Important findings of this study include the concurrent and retrospective validity of both the Generic Summary score and the Cancer-Specific Summary score in assessing HRQL of long term cancer survivors. We found that the Generic Summary score tracks well with some existing generic measures, while the Cancer-Specific Summary Score showed a much lower correlation with other generic QOL measures. Compared to other instruments, the Cancer-Specific Summary score exhibits relatively high predictive validity as judged by its associations with number of missed days of work/usual activity following diagnosis, the respondent's feelings of preparedness for dealing with cancer, and coping strategies. For example, the number of days missing work has a strong significant correlation with the QLACS CSS, suggesting that women who tend to miss a high number of workdays or usual activity immediately following diagnosis have a lower QOL several years later. Women who reported being well prepared (responded with 4 or 5 on the preparedness scale) showed substantially better quality of life when projected to several years later in the QLACS CSS measure than the FACT-B. These retrospective validity results suggest that the QLACS had better predictive validity than the FACT-B.
Our qualitative data suggests that some of the FACT-B items may not be relevant for long-term survivors. Despite answering all of the items, 52 women indicated that at least one FACT question was no longer relevant to them. This occurred most frequently for questions about pain (N = 30), side effects of treatment (N = 29), nausea (N = 14), and family communication about illness (N = 14). We should point out, however, that we did not ask respondents to indicate when QLACS questions were not relevant.
It is also worth comparing the QLACS scores in this sample with those of the breast cancer sample in the original QLACS paper. The only domain score that was significantly different was negative feelings, with the younger sample reporting greater negative feelings. This finding is consistent with other research showing greater psychological morbidity among younger women with breast cancer [42–44].
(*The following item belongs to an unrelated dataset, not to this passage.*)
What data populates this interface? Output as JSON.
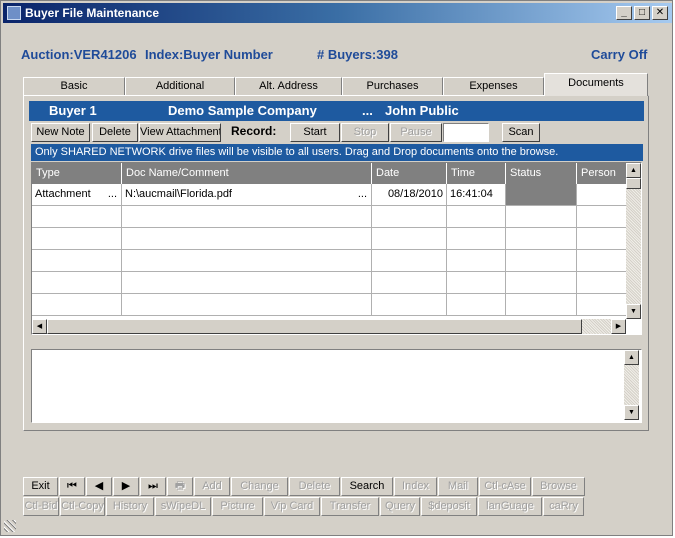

The QLACS was generally responsive to self-reported changes. One finding about this population of long-term survivors is the absence of detectable changes in HRQL in several domains – Cognitive Problems, Sexual Problems, Family Distress, and Recurrence Distress (all p > 0.20), even when a change in these areas had been reported. There may be several explanations for this. While it is possible that the QLACS is not sufficiently responsive in these domains, the absence of detectable changes could also be due to this particular sample or the nature of the life change questions. More clinical measures might show greater responsiveness. We also observe that the instrument tends to be more responsive to negative changes. For example, for respondents reporting "Somewhat worse" or "Quite a bit worse" in wanting to socialize (Social Avoidance domain), the effect size was 2.98, compared to an effect size of 1.85 for the group that reported "Somewhat better" or "Quite a bit better" for wanting to socialize. It is important to continue evaluation of the responsiveness of the QLACS in different samples. To our knowledge, however, we are unaware of responsiveness data by domain for other scales such as the FACT.
There are several limitations of this study. The analyses reported here are based on a follow-up of well-educated, young, white female breast cancer survivors. Studies need to be conducted among more diverse samples of survivors of different ethnicities, ages, and cancers to gather more data on the usefulness of the QLACS for other cancer survivors. Another limitation of this work is the number of women lost to follow-up. Finally, our responsiveness data were limited to self-reported life. More research using clinical measures or clinical trial data to assess responsiveness is desirable. Nevertheless, the QLACS may be a a useful measure for assessing HRQL among long term cancer survivors and warrants further evaluation.